Question

In the given figure, in ∆PQR if PQ = PR and the exterior angle ∠PRS = 135° then find the value of ∠P​

Answer 1

Given Question :-

In the given figure, in ∆PQR if PQ = PR and the exterior angle ∠PRS = 135° then find the value of ∠P

Answer

Given :-

• In ∆ PQR

• PQ = PR

• exterior angle ∠PRS = 135°

To Find :-

• The value of ∠P

Concept Used :-

• Angle opposite to equal sides are always equal.

• Exterior angle of a triangle is always equal to the sum of the interior opposite angles.

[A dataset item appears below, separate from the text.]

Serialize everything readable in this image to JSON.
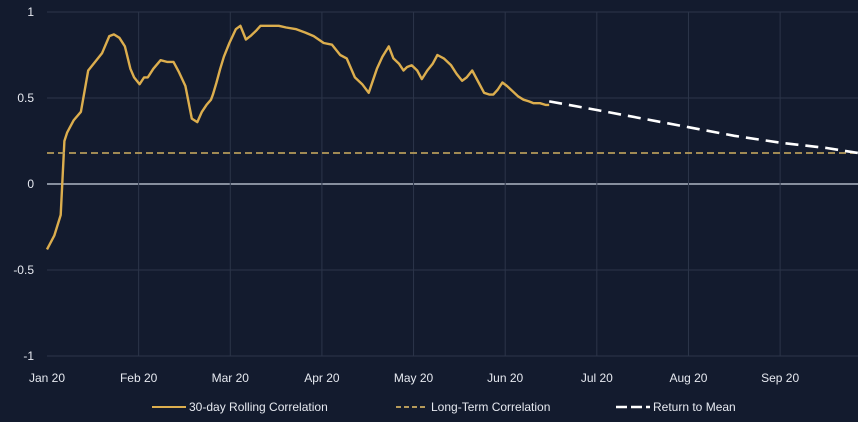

$\large\underline{\bold{Solution :- }}$

Given that,

• QRS is a straight line.

So,

• ∠PRS + ∠PRQ = 180°

• 135° + ∠PRQ = 180°

• ∠PRQ = 180° - 135°

• ∠PRQ = 45°

Now,

$\rm :\longmapsto\:In \: \triangle \: PQR$

$\rm :\longmapsto\:PQ = PR$

$\rm :\implies\:\angle \:PRQ = \angle \:PQR$

$\rm :\implies\:\angle \:PQR = 45\degree$

Now,

• Again,

$\rm :\longmapsto\:In \: \triangle \: PQR$

We know that,

• Exterior angle of a triangle is always equal to the sum of the interior opposite angles.

So,

$\rm :\longmapsto\:\angle \:PRS = \angle \:PQR + \angle \:RPQ$

$\rm :\longmapsto\:135\degree \: = 45\degree \: + \angle \:RPQ$

$\rm :\longmapsto\:\angle \:RPQ = 135\degree - 45\degree$

$\rm :\implies\: \boxed{ \bf \: \angle \:RPQ \: = \: 90\degree \: }$

Additional Information :-

Properties of a triangle

• A triangle has three sides, three angles, and three vertices.

• The sum of all internal angles of a triangle is always equal to 180°. This is called the angle sum property of a triangle.

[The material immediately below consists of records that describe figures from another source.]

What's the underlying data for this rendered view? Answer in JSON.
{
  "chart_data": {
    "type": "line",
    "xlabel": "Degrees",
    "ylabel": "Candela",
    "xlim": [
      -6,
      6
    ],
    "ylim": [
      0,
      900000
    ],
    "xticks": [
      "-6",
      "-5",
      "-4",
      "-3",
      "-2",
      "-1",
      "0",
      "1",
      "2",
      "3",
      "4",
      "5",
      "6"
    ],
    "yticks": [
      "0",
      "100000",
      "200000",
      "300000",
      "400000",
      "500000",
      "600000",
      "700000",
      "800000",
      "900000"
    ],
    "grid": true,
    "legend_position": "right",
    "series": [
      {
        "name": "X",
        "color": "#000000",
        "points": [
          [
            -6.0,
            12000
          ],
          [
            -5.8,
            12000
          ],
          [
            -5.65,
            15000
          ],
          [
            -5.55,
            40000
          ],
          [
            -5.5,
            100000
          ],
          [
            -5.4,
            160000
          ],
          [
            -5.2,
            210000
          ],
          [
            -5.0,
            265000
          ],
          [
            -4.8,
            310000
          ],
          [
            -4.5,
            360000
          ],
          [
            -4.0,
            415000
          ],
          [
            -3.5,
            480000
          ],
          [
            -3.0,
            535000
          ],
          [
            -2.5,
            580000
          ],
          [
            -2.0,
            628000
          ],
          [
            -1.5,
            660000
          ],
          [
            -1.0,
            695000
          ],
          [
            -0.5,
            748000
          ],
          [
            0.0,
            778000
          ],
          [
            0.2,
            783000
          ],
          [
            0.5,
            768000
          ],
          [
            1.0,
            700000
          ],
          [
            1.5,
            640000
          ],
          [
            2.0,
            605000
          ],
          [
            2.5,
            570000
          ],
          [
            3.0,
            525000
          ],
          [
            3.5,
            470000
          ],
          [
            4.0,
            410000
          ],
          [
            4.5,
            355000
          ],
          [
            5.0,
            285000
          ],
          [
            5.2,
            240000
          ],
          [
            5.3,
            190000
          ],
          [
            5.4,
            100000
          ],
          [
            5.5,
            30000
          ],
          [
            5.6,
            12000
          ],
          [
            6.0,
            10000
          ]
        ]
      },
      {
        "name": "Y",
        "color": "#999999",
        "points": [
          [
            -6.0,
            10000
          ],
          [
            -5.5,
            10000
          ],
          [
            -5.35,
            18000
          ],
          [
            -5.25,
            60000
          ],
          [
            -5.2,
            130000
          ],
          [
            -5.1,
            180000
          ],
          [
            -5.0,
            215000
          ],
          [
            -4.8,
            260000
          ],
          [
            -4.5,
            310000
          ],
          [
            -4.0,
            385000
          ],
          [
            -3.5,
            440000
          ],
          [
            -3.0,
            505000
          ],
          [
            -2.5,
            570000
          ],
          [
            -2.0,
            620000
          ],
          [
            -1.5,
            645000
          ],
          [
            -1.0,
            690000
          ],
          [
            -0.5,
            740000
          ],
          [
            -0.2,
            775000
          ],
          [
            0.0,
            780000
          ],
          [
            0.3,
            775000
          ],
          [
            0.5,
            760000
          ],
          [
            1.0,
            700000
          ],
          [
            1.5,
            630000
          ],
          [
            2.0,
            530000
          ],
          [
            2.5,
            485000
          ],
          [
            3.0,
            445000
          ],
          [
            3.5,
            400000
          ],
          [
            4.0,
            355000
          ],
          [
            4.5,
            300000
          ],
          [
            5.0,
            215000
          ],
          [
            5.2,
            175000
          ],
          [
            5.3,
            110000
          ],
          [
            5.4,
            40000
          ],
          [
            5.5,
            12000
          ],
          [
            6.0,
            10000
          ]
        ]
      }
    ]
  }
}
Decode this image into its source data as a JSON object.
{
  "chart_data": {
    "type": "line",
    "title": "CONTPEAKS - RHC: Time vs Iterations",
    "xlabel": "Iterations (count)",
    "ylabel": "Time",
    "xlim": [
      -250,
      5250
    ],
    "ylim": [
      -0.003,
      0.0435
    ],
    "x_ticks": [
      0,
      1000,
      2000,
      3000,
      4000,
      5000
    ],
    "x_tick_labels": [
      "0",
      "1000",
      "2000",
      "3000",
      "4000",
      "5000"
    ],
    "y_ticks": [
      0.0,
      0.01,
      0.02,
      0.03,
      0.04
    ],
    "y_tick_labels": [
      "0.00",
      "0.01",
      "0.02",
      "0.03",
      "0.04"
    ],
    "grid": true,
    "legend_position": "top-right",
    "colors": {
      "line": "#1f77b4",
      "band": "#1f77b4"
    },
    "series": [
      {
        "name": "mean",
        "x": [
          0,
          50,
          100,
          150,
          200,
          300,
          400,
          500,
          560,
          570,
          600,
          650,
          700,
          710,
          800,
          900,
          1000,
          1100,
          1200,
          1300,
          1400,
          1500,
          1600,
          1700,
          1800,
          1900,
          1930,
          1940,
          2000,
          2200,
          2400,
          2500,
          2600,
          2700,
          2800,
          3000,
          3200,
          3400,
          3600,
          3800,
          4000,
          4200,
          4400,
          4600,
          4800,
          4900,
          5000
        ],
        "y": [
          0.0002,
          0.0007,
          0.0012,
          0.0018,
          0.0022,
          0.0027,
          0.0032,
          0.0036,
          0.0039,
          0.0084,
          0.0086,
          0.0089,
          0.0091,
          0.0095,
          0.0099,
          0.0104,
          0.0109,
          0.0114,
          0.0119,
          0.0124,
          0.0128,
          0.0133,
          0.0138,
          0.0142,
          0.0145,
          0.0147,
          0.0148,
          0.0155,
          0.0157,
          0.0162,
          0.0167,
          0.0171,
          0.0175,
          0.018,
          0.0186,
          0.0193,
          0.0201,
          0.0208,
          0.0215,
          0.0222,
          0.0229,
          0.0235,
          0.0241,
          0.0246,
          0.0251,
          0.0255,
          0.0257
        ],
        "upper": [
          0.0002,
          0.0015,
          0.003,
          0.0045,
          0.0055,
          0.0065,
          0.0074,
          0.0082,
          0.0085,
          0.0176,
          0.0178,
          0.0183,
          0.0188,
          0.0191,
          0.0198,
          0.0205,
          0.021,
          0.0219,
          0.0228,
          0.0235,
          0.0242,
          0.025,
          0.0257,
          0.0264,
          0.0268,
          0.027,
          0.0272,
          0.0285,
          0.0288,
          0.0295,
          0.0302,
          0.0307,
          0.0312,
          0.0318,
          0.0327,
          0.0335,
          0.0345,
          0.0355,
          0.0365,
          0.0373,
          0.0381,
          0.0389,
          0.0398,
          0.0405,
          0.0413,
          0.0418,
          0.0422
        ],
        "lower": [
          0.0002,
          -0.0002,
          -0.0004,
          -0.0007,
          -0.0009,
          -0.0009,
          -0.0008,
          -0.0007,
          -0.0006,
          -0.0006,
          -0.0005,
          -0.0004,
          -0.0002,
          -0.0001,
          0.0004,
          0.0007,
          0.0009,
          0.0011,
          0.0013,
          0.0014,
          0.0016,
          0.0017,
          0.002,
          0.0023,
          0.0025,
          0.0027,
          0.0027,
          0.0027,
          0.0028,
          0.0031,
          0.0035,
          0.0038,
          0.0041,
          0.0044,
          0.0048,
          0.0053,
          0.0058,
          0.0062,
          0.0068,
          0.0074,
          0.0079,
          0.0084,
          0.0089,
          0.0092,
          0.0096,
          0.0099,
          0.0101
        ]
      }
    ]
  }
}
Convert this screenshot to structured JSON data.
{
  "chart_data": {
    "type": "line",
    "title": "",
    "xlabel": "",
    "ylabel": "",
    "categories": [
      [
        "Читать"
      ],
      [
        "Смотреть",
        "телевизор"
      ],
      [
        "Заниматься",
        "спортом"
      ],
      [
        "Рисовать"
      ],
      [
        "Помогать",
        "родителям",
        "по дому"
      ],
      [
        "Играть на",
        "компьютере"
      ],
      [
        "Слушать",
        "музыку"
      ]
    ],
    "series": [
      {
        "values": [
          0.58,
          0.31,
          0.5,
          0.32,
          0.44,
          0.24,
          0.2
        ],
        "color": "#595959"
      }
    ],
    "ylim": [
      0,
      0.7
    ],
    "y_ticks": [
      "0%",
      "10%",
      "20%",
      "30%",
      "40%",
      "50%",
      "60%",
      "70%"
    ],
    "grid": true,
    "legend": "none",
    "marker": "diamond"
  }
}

• The sum of the length of any two sides of a triangle is greater than the length of the third side.

• The side opposite to the largest angle of a triangle is the largest side.

• Any exterior angle of the triangle is equal to the sum of its interior opposite angles. This is called the exterior angle property of a triangle.

Based on the angle measurement, there are three types of triangles:

• Acute Angled Triangle : A triangle that has all three angles less than 90° is an acute angle triangle.

• Right-Angled Triangle : A triangle that has one angle that measures exactly 90° is a right-angle triangle.

• Obtuse Angled Triangle : triangle that has one angle that measures more than 90° is an obtuse angle triangle.